Disclaimer - Per the Executive Order, M-21-31, page 16 states that NSG flow logs are to be captured and lists the retention settings. If you are using the workbook in Sentinel, look at (EL0)>IDS/IPS section to view the call out. This entire series follows that mandate as well as others. Don't forget to navigate with the Maturity Model for Event Log Management (M-21-31) Workbook for Microsoft Sentinel.
Pre-req - Network Watcher and Storage account. I personally would keep the NetworkWatcher and storage account used in this situation under the SOC/Infosec resource group.
I hope I caught your attention with the title. Now that I have your attention, how do we capture the "bad" traffic hitting our environment. We do this by creating an NSG (network security group) Flow Log to Traffic Analyitcs and send them off to Sentinel. This is an important note: You can accomplish NSG Flow Logs & Traffic Anayltics Azure Policy by using "Configure network security groups to use specific workspace, storage account and flowlog retention policy for traffic analytics", so use the latter and call it a day. Pre-reqs you will need an azure storage account for the flow logs and to enable NetworkWatcher.
Disclaimer - By default "Retention (days)" on the Flow logs settings is set to 30 with this new policy. Think about how you want to set this, in this case, because I am going to Sentinel I am going to set to 1 day as Sentinel/LAW is my retention.

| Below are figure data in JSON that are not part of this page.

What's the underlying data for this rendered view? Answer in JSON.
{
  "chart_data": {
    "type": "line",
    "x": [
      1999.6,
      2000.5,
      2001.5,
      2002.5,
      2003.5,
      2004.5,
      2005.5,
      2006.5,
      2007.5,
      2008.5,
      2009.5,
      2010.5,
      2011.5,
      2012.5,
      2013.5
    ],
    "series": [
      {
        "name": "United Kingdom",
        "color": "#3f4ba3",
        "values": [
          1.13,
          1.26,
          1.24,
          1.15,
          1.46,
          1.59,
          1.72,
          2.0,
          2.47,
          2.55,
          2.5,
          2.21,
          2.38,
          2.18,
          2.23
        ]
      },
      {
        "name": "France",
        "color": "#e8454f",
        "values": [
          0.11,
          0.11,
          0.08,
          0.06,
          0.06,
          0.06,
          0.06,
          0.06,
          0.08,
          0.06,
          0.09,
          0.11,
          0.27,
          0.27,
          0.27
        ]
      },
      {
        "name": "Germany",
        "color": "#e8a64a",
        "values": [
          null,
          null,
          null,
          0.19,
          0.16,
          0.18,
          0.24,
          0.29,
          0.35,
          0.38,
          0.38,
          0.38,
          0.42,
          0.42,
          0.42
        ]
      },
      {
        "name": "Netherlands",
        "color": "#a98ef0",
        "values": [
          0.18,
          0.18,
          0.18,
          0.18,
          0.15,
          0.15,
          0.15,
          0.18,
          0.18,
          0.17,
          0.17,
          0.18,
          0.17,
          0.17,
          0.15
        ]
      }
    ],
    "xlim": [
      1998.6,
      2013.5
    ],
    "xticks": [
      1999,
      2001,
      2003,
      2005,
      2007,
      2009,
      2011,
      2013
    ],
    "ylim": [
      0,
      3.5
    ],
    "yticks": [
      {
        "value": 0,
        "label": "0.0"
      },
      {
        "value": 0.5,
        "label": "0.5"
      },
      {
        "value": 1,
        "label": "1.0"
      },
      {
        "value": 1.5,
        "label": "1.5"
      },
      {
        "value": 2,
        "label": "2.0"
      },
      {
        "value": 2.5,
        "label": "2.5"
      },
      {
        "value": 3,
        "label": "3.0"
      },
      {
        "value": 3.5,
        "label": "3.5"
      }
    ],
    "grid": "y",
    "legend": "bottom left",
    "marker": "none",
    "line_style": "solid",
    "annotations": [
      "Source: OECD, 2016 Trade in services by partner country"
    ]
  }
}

Configure network security groups to use specific workspace, storage account and flow log retention policy for traffic analytics - by Azure Policy
Some quick notes on the image below. The parameters call for "ID" - you can find this ID by going to the resource, overview tab, resource JSON and pull the ResourceID string). Enter the parameters below and hit next to Remediation tab.
- Parameter 1 - DeployifNotExists
- Parameter 2 - Chose NSG Region. The NSG, NetworkWatcher and storage account need to be same.

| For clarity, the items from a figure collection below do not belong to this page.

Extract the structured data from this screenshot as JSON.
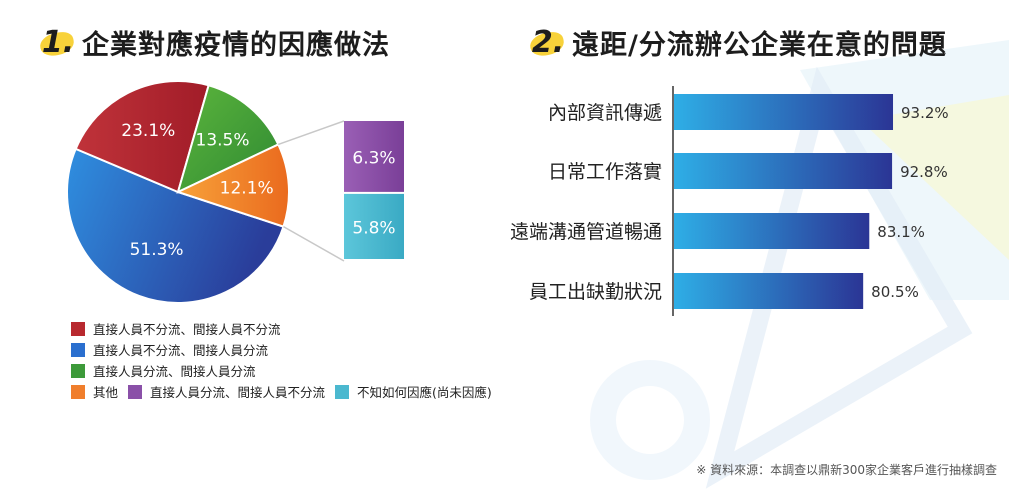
{
  "colors": {
    "red": "#b8292f",
    "blue": "#2a6fcf",
    "green": "#3d9a3a",
    "orange": "#f07e2c",
    "purple": "#8a50a8",
    "cyan": "#4bb8cf",
    "bar_start": "#2eaee6",
    "bar_end": "#2b3595",
    "accent_yellow": "#f8d23a"
  },
  "chart1": {
    "num": "1.",
    "title": "企業對應疫情的因應做法",
    "legend": [
      {
        "label": "直接人員不分流、間接人員不分流",
        "color": "#b8292f"
      },
      {
        "label": "直接人員不分流、間接人員分流",
        "color": "#2a6fcf"
      },
      {
        "label": "直接人員分流、間接人員分流",
        "color": "#3d9a3a"
      },
      {
        "label": "其他",
        "color": "#f07e2c"
      },
      {
        "label": "直接人員分流、間接人員不分流",
        "color": "#8a50a8"
      },
      {
        "label": "不知如何因應(尚未因應)",
        "color": "#4bb8cf"
      }
    ]
  },
  "chart2": {
    "num": "2.",
    "title": "遠距/分流辦公企業在意的問題"
  },
  "source": "※ 資料來源：本調查以鼎新300家企業客戶進行抽樣調查",
  "chart_data": [
    {
      "type": "pie",
      "title": "企業對應疫情的因應做法",
      "slices": [
        {
          "label": "直接人員不分流、間接人員分流",
          "value": 51.3,
          "display": "51.3%"
        },
        {
          "label": "直接人員不分流、間接人員不分流",
          "value": 23.1,
          "display": "23.1%"
        },
        {
          "label": "直接人員分流、間接人員分流",
          "value": 13.5,
          "display": "13.5%"
        },
        {
          "label": "其他",
          "value": 12.1,
          "display": "12.1%"
        }
      ],
      "breakout": {
        "of": "其他",
        "items": [
          {
            "label": "直接人員分流、間接人員不分流",
            "value": 6.3,
            "display": "6.3%"
          },
          {
            "label": "不知如何因應(尚未因應)",
            "value": 5.8,
            "display": "5.8%"
          }
        ]
      }
    },
    {
      "type": "bar",
      "orientation": "horizontal",
      "title": "遠距/分流辦公企業在意的問題",
      "categories": [
        "內部資訊傳遞",
        "日常工作落實",
        "遠端溝通管道暢通",
        "員工出缺勤狀況"
      ],
      "values": [
        93.2,
        92.8,
        83.1,
        80.5
      ],
      "labels": [
        "93.2%",
        "92.8%",
        "83.1%",
        "80.5%"
      ]
    }
  ]
}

- Parameter 3 - Storage ResourceID of the storage account.
- Parameter 4 - Unchecking the "only show parameters" will allow you to pick 10 or (default 60).
- Parameter 5 - Sentinel ResourceID (json view) - obtain the workspace ID for the Sentinel Log Analytics Workspace.

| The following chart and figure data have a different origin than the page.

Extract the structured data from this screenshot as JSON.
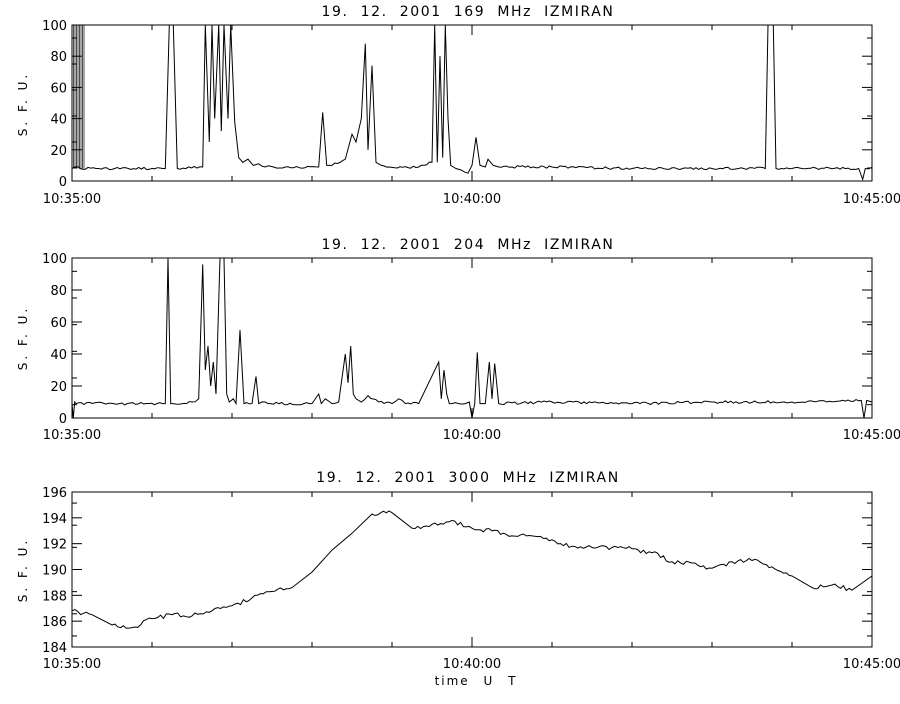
{
  "chart_data": [
    {
      "type": "line",
      "title": "19.  12.  2001    169 MHz    IZMIRAN",
      "ylabel": "S. F. U.",
      "xlabel": "",
      "x_range": [
        "10:35:00",
        "10:45:00"
      ],
      "xticks": [
        "10:35:00",
        "10:40:00",
        "10:45:00"
      ],
      "ylim": [
        0,
        100
      ],
      "yticks": [
        0,
        20,
        40,
        60,
        80,
        100
      ],
      "baseline": 8,
      "series": [
        {
          "x": [
            "10:35:00",
            "10:35:05",
            "10:35:06",
            "10:36:10",
            "10:36:13",
            "10:36:16",
            "10:36:19",
            "10:36:38",
            "10:36:40",
            "10:36:43",
            "10:36:45",
            "10:36:47",
            "10:36:50",
            "10:36:52",
            "10:36:54",
            "10:36:57",
            "10:36:59",
            "10:37:02",
            "10:37:05",
            "10:37:08",
            "10:37:12",
            "10:37:16",
            "10:37:20",
            "10:37:25",
            "10:37:40",
            "10:38:05",
            "10:38:08",
            "10:38:11",
            "10:38:15",
            "10:38:25",
            "10:38:30",
            "10:38:33",
            "10:38:37",
            "10:38:40",
            "10:38:42",
            "10:38:45",
            "10:38:48",
            "10:38:52",
            "10:38:58",
            "10:39:20",
            "10:39:30",
            "10:39:32",
            "10:39:34",
            "10:39:36",
            "10:39:38",
            "10:39:40",
            "10:39:42",
            "10:39:44",
            "10:39:46",
            "10:39:48",
            "10:39:52",
            "10:39:57",
            "10:40:00",
            "10:40:03",
            "10:40:06",
            "10:40:10",
            "10:40:12",
            "10:40:16",
            "10:40:20",
            "10:40:30",
            "10:41:00",
            "10:42:00",
            "10:43:00",
            "10:43:40",
            "10:43:42",
            "10:43:44",
            "10:43:46",
            "10:43:48",
            "10:44:00",
            "10:44:50",
            "10:44:53",
            "10:44:55",
            "10:45:00"
          ],
          "values": [
            8,
            9,
            8,
            8,
            100,
            100,
            8,
            9,
            100,
            25,
            100,
            40,
            100,
            32,
            100,
            40,
            100,
            38,
            15,
            12,
            14,
            10,
            11,
            9,
            9,
            9,
            44,
            10,
            10,
            14,
            30,
            25,
            40,
            88,
            20,
            74,
            12,
            10,
            9,
            9,
            12,
            100,
            12,
            80,
            15,
            100,
            40,
            10,
            9,
            8,
            7,
            5,
            10,
            28,
            10,
            9,
            14,
            10,
            9,
            9,
            9,
            8,
            8,
            8,
            100,
            100,
            100,
            8,
            8,
            8,
            1,
            8,
            9
          ]
        }
      ]
    },
    {
      "type": "line",
      "title": "19.  12.  2001    204 MHz    IZMIRAN",
      "ylabel": "S. F. U.",
      "xlabel": "",
      "x_range": [
        "10:35:00",
        "10:45:00"
      ],
      "xticks": [
        "10:35:00",
        "10:40:00",
        "10:45:00"
      ],
      "ylim": [
        0,
        100
      ],
      "yticks": [
        0,
        20,
        40,
        60,
        80,
        100
      ],
      "baseline": 9,
      "series": [
        {
          "x": [
            "10:35:00",
            "10:35:01",
            "10:35:02",
            "10:35:03",
            "10:36:10",
            "10:36:12",
            "10:36:14",
            "10:36:16",
            "10:36:30",
            "10:36:35",
            "10:36:38",
            "10:36:40",
            "10:36:42",
            "10:36:44",
            "10:36:46",
            "10:36:48",
            "10:36:51",
            "10:36:54",
            "10:36:56",
            "10:36:58",
            "10:37:01",
            "10:37:03",
            "10:37:06",
            "10:37:09",
            "10:37:15",
            "10:37:18",
            "10:37:20",
            "10:37:25",
            "10:37:27",
            "10:37:29",
            "10:38:00",
            "10:38:05",
            "10:38:07",
            "10:38:10",
            "10:38:15",
            "10:38:20",
            "10:38:25",
            "10:38:27",
            "10:38:29",
            "10:38:31",
            "10:38:33",
            "10:38:37",
            "10:38:42",
            "10:38:50",
            "10:39:00",
            "10:39:05",
            "10:39:10",
            "10:39:20",
            "10:39:35",
            "10:39:37",
            "10:39:39",
            "10:39:41",
            "10:39:43",
            "10:39:45",
            "10:39:50",
            "10:39:55",
            "10:39:58",
            "10:40:00",
            "10:40:02",
            "10:40:04",
            "10:40:06",
            "10:40:10",
            "10:40:13",
            "10:40:15",
            "10:40:17",
            "10:40:20",
            "10:41:00",
            "10:42:00",
            "10:43:00",
            "10:44:00",
            "10:44:52",
            "10:44:54",
            "10:44:56",
            "10:45:00"
          ],
          "values": [
            9,
            0,
            10,
            9,
            9,
            100,
            9,
            9,
            10,
            12,
            96,
            30,
            45,
            20,
            35,
            15,
            100,
            100,
            15,
            10,
            12,
            9,
            55,
            9,
            9,
            26,
            9,
            10,
            9,
            9,
            9,
            15,
            9,
            12,
            9,
            10,
            40,
            22,
            45,
            15,
            12,
            10,
            14,
            10,
            9,
            12,
            9,
            9,
            35,
            12,
            30,
            15,
            9,
            9,
            9,
            9,
            10,
            0,
            9,
            41,
            9,
            9,
            35,
            12,
            34,
            9,
            10,
            9,
            10,
            10,
            11,
            0,
            11,
            10
          ]
        }
      ]
    },
    {
      "type": "line",
      "title": "19.  12.  2001    3000 MHz    IZMIRAN",
      "ylabel": "S. F. U.",
      "xlabel": "time   U T",
      "x_range": [
        "10:35:00",
        "10:45:00"
      ],
      "xticks": [
        "10:35:00",
        "10:40:00",
        "10:45:00"
      ],
      "ylim": [
        184,
        196
      ],
      "yticks": [
        184,
        186,
        188,
        190,
        192,
        194,
        196
      ],
      "series": [
        {
          "x": [
            "10:35:00",
            "10:35:15",
            "10:35:30",
            "10:35:45",
            "10:36:00",
            "10:36:15",
            "10:36:30",
            "10:36:45",
            "10:37:00",
            "10:37:15",
            "10:37:30",
            "10:37:45",
            "10:38:00",
            "10:38:15",
            "10:38:30",
            "10:38:45",
            "10:39:00",
            "10:39:15",
            "10:39:30",
            "10:39:45",
            "10:40:00",
            "10:40:15",
            "10:40:30",
            "10:40:45",
            "10:41:00",
            "10:41:15",
            "10:41:30",
            "10:41:45",
            "10:42:00",
            "10:42:15",
            "10:42:30",
            "10:42:45",
            "10:43:00",
            "10:43:15",
            "10:43:30",
            "10:43:45",
            "10:44:00",
            "10:44:15",
            "10:44:30",
            "10:44:45",
            "10:45:00"
          ],
          "values": [
            186.8,
            186.5,
            185.7,
            185.5,
            186.2,
            186.5,
            186.4,
            186.8,
            187.2,
            187.8,
            188.3,
            188.6,
            189.8,
            191.5,
            192.8,
            194.3,
            194.4,
            193.2,
            193.5,
            193.8,
            193.2,
            193.0,
            192.6,
            192.6,
            192.3,
            191.8,
            191.7,
            191.7,
            191.6,
            191.3,
            190.6,
            190.5,
            190.1,
            190.6,
            190.7,
            190.2,
            189.5,
            188.6,
            188.8,
            188.4,
            189.5
          ]
        }
      ]
    }
  ]
}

- Parameter 6 - Chose Workspace Region.
- Parameter 7 - Sentinel WorkspaceID - This is Sentinels LAW WorkspaceID NOT ResourceID.
- Parameter 8 - Set the Network Watcher Resource Group where Network Watcher resides.
- Parameter 9 - Set the NAME of the Network Watcher (within the same region in Network Watcher RG).
- Parameter 10 - Set the Number of days to retain flowlogs.
The next step will consist of creating a remediation task. Caveat and pleast take note! In order for this to work the managed identity has to have permissions at the highest tier of what you are setting and sending to Sentinel LAW. I.e., Do not set a one subscription and expect the policy to write on another subscrition where the parameters are set. Once completed, hit review and save.
-
Create a remediation task
-
Create a system assigned managed identity
Verifying Azure Traffic Analytics has made it to Sentinel.
-
Navigate to Sentinel LAW.
-
Type "AzureNetworkAnalytics_CL" as seen below.
-
Please read more detail on Traffic Analytics Schema.
Verifying Azure Traffic Analytics is capturing data and you are receiving proper traffic and visualization.
-
For demo purposes the malicious RED is botnet activity.